For maximum control, use the Rust Collector directly:
from horizon import Collector, CollectorConfig

config = CollectorConfig(
    market_ids=["0xabc..."],
    exchange="polymarket",
    orderbook_interval_secs=5.0,
    db_path="data/collector.db",
)
c = Collector(config)
c.start()

# Check status
st = c.status()
print(f"Running: {st.is_running}, OB snapshots: {st.ob_snapshots_total}")

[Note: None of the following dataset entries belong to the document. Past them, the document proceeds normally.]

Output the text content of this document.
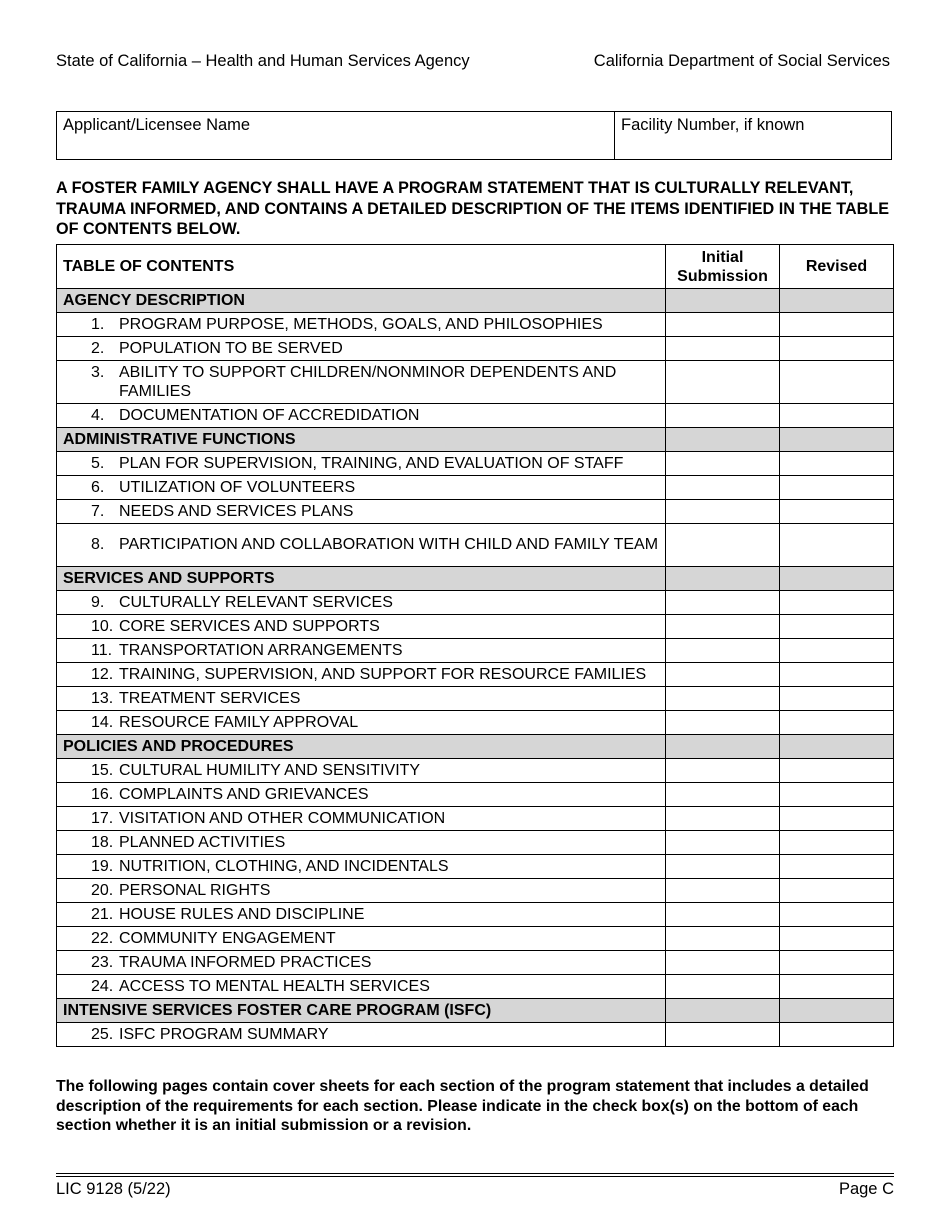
State of California – Health and Human Services Agency	California Department of Social Services
Applicant/Licensee Name	Facility Number, if known
A FOSTER FAMILY AGENCY SHALL HAVE A PROGRAM STATEMENT THAT IS CULTURALLY RELEVANT, TRAUMA INFORMED, AND CONTAINS A DETAILED DESCRIPTION OF THE ITEMS IDENTIFIED IN THE TABLE OF CONTENTS BELOW.
TABLE OF CONTENTS	Initial Submission	Revised
AGENCY DESCRIPTION		

1. PROGRAM PURPOSE, METHODS, GOALS, AND PHILOSOPHIES		

2. POPULATION TO BE SERVED		

3. ABILITY TO SUPPORT CHILDREN/NONMINOR DEPENDENTS AND FAMILIES		

4. DOCUMENTATION OF ACCREDIDATION		

ADMINISTRATIVE FUNCTIONS		

5. PLAN FOR SUPERVISION, TRAINING, AND EVALUATION OF STAFF		

6. UTILIZATION OF VOLUNTEERS		

7. NEEDS AND SERVICES PLANS		

8. PARTICIPATION AND COLLABORATION WITH CHILD AND FAMILY TEAM		

SERVICES AND SUPPORTS		

9. CULTURALLY RELEVANT SERVICES		

10. CORE SERVICES AND SUPPORTS		

11. TRANSPORTATION ARRANGEMENTS		

12. TRAINING, SUPERVISION, AND SUPPORT FOR RESOURCE FAMILIES		

13. TREATMENT SERVICES		

14. RESOURCE FAMILY APPROVAL		

POLICIES AND PROCEDURES		

15. CULTURAL HUMILITY AND SENSITIVITY		

16. COMPLAINTS AND GRIEVANCES		

17. VISITATION AND OTHER COMMUNICATION		

18. PLANNED ACTIVITIES		

19. NUTRITION, CLOTHING, AND INCIDENTALS		

20. PERSONAL RIGHTS		

21. HOUSE RULES AND DISCIPLINE		

22. COMMUNITY ENGAGEMENT		

23. TRAUMA INFORMED PRACTICES		

24. ACCESS TO MENTAL HEALTH SERVICES		

INTENSIVE SERVICES FOSTER CARE PROGRAM (ISFC)		

25. ISFC PROGRAM SUMMARY		

The following pages contain cover sheets for each section of the program statement that includes a detailed description of the requirements for each section. Please indicate in the check box(s) on the bottom of each section whether it is an initial submission or a revision.
LIC 9128 (5/22)	Page C
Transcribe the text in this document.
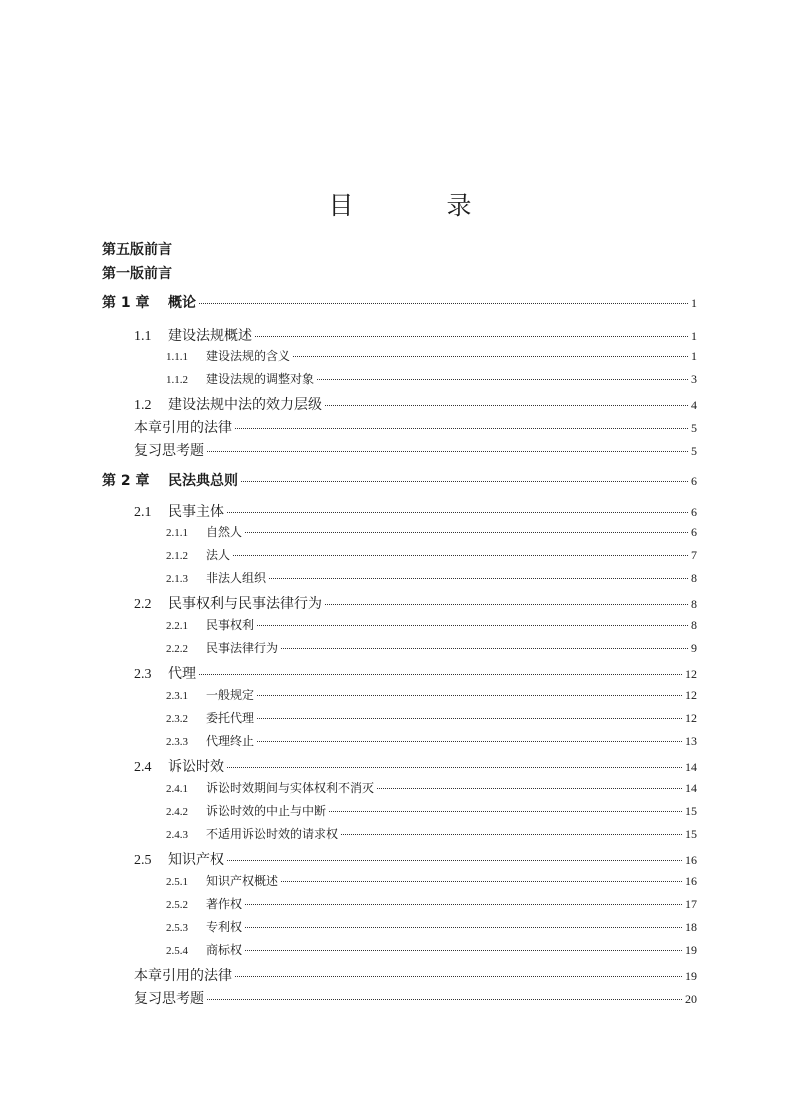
目　录
第五版前言
第一版前言
第 1 章	概论	1
1.1	建设法规概述	1
1.1.1	建设法规的含义	1
1.1.2	建设法规的调整对象	3
1.2	建设法规中法的效力层级	4
本章引用的法律	5
复习思考题	5
第 2 章	民法典总则	6
2.1	民事主体	6
2.1.1	自然人	6
2.1.2	法人	7
2.1.3	非法人组织	8
2.2	民事权利与民事法律行为	8
2.2.1	民事权利	8
2.2.2	民事法律行为	9
2.3	代理	12
2.3.1	一般规定	12
2.3.2	委托代理	12
2.3.3	代理终止	13
2.4	诉讼时效	14
2.4.1	诉讼时效期间与实体权利不消灭	14
2.4.2	诉讼时效的中止与中断	15
2.4.3	不适用诉讼时效的请求权	15
2.5	知识产权	16
2.5.1	知识产权概述	16
2.5.2	著作权	17
2.5.3	专利权	18
2.5.4	商标权	19
本章引用的法律	19
复习思考题	20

# Manual recording (pipeline mode)
c.record_orderbook("0xabc...", "polymarket", bids_json, asks_json, ...)

# Query
import json
obs = json.loads(c.query_orderbooks("0xabc..."))
trades = json.loads(c.query_trades("0xabc..."))
meta = c.query_metadata("0xabc...")

# Cleanup
c.purge(max_age_secs=86400)  # purge data older than 24 hours
c.stop()

Schema Reference

orderbook_snapshots

ColumnTypeDescription
market_idTEXTMarket identifier
exchangeTEXTExchange name
bids_jsonTEXTJSON array [[price, size], ...]
asks_jsonTEXTJSON array [[price, size], ...]
best_bidREALTop-of-book bid price
best_askREALTop-of-book ask price
mid_priceREAL(best_bid + best_ask) / 2
spreadREALbest_ask - best_bid
timestampREALSource timestamp (UNIX epoch)

market_trades

ColumnTypeDescription
trade_idTEXTUnique trade identifier
market_idTEXTMarket identifier
priceREALTrade price
sizeREALTrade size
sideTEXTbuy or sell
timestampREALTrade timestamp

market_metadata

ColumnTypeDescription
market_idTEXTMarket identifier (PK)
exchangeTEXTExchange name (PK)
questionTEXTMarket question
volumeREALTotal volume
liquidityREALCurrent liquidity
statusTEXTMarket status

Storage Estimates

Data TypeIntervalPer Market/Day10 Markets/Month
Orderbook (20 levels)5s~35 MB~10.5 GB
Orderbook (20 levels)30s~6 MB~1.8 GB
Trades10s polls~5 MB~1.5 GB
Metadata5 min~0.5 MB~150 MB
Use retention_hours and purge() to control storage growth. Parquet export + purge is recommended for long-term archiving.